Words I’ve heard all my life from coaches to parents to teachers. However, no one really ever tells you how.
Well when I got to college I met one.
Travis Freeman, our starting middle linebacker at the time, embodied what it meant to be a true captain on the field. He was a bulky senior weighing about 235 lbs. He was a monster in the middle.
The first day all the freshmen came to campus to watch the older guys cap off their first session of summer conditioning and agility, he made it very clear who he was.
“I’m a vet!” Freeman yelled at us as. We were all starstruck in the stands.
They were finishing up the last of their 110-yard runs and you could sense the charisma coming from the man. He went on to finish the season with the most career tackles in collegiate football (465), even eclipsing Notre Dame’s Heisman Trophy hopeful Manti Teo that year. Freeman averaged 9.5 tackles per game — for his career!
There seems to be so much value in being a leader. Being a leader is not just telling a group of people what to do. Being a leader to me is having the courage to make tough decisions in seemingly dire situations.
You must control your own fears and emotions before presenting a plan to a larger group. The first principle of leadership according to former New York City Mayor Rudy Giuliani is knowing what you believe.

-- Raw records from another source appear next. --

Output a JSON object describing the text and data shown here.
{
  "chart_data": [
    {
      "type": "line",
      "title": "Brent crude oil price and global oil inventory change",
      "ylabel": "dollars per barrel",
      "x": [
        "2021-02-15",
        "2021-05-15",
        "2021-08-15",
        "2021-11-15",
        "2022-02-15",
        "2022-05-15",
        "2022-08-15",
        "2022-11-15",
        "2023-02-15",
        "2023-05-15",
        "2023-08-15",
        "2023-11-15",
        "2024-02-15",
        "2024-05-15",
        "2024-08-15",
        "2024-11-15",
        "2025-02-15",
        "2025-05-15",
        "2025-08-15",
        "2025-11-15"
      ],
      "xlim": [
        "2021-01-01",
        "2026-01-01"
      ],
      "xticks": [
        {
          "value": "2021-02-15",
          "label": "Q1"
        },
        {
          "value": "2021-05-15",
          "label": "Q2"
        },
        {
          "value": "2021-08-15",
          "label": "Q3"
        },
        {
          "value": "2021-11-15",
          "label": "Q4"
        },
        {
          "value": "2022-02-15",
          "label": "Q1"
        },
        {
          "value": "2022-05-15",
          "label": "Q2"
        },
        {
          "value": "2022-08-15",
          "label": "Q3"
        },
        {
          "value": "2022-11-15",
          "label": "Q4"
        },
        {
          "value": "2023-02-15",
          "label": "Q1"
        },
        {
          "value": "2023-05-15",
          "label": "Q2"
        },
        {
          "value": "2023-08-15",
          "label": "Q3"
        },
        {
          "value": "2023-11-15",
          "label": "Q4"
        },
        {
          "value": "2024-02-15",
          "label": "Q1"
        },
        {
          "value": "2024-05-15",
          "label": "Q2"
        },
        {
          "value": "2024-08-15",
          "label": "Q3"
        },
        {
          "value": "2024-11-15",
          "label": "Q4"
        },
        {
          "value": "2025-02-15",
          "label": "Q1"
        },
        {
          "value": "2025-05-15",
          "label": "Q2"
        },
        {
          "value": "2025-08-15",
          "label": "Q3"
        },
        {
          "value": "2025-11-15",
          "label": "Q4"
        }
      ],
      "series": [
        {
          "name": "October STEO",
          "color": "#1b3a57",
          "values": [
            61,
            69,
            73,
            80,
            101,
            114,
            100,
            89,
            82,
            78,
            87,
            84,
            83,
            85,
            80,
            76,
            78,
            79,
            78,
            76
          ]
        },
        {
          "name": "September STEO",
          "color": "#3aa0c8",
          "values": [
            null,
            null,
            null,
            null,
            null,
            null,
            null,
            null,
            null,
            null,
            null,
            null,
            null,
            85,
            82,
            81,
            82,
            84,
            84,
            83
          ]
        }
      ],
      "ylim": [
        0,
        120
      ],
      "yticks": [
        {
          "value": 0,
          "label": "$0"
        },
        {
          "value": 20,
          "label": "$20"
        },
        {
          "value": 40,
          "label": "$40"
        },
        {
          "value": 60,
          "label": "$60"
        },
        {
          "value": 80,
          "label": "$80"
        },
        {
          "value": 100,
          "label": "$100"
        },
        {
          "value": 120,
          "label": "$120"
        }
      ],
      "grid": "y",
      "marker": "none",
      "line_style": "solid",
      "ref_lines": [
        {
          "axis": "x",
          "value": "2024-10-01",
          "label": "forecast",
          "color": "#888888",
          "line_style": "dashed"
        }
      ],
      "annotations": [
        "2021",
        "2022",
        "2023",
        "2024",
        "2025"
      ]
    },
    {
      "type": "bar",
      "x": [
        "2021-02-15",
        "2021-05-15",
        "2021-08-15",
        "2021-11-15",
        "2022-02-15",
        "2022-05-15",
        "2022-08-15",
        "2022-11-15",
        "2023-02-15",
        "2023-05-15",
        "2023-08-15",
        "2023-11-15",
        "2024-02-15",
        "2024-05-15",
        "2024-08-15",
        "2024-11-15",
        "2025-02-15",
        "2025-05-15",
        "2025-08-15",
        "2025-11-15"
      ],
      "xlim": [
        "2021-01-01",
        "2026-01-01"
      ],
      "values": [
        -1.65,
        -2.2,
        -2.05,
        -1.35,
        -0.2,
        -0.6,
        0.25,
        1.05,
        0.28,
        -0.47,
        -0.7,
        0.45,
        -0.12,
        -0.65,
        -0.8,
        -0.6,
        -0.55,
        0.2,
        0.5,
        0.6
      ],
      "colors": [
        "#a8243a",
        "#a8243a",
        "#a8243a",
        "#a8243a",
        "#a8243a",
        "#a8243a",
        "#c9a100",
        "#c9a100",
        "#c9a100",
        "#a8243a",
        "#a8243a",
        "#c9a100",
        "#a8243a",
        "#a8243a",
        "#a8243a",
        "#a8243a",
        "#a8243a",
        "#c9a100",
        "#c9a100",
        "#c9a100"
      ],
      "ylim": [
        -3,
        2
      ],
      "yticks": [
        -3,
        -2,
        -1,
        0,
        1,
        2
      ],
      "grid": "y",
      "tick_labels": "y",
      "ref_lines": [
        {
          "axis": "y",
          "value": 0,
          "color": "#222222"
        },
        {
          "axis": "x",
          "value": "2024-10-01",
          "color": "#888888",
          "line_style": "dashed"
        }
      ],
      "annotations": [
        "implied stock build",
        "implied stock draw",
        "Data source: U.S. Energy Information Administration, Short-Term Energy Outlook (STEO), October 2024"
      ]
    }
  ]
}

With a set standard of values to adhere to, you can make a decision to steer your team in the right direction. Being a leader, you have direct control over the group’s destiny.
In order to achieve a common goal, a team must be in perfect synchronization. Everyone must have a clear understanding of their role and execute that role to the best of their ability.
Coach Lembo preaches: “control what you can control”. This statement reminds everyone on the team to keep outside distractions to a minimum and focus on the task at hand.
Preparation and communication are key elements in executing a plan. The better prepared you are, the more confidence you will have presenting your plan. Communication is imperative — you must be able to deliver a clear and concise message.
Being a leader is all of these things, but none of it matters if you don’t genuinely care about the people you affect or the plan you’re trying to accomplish. You must consider others feelings and be able to take input from outside sources.
Your way is not always the best plan and other people may have solutions to problems that seemingly have no solution.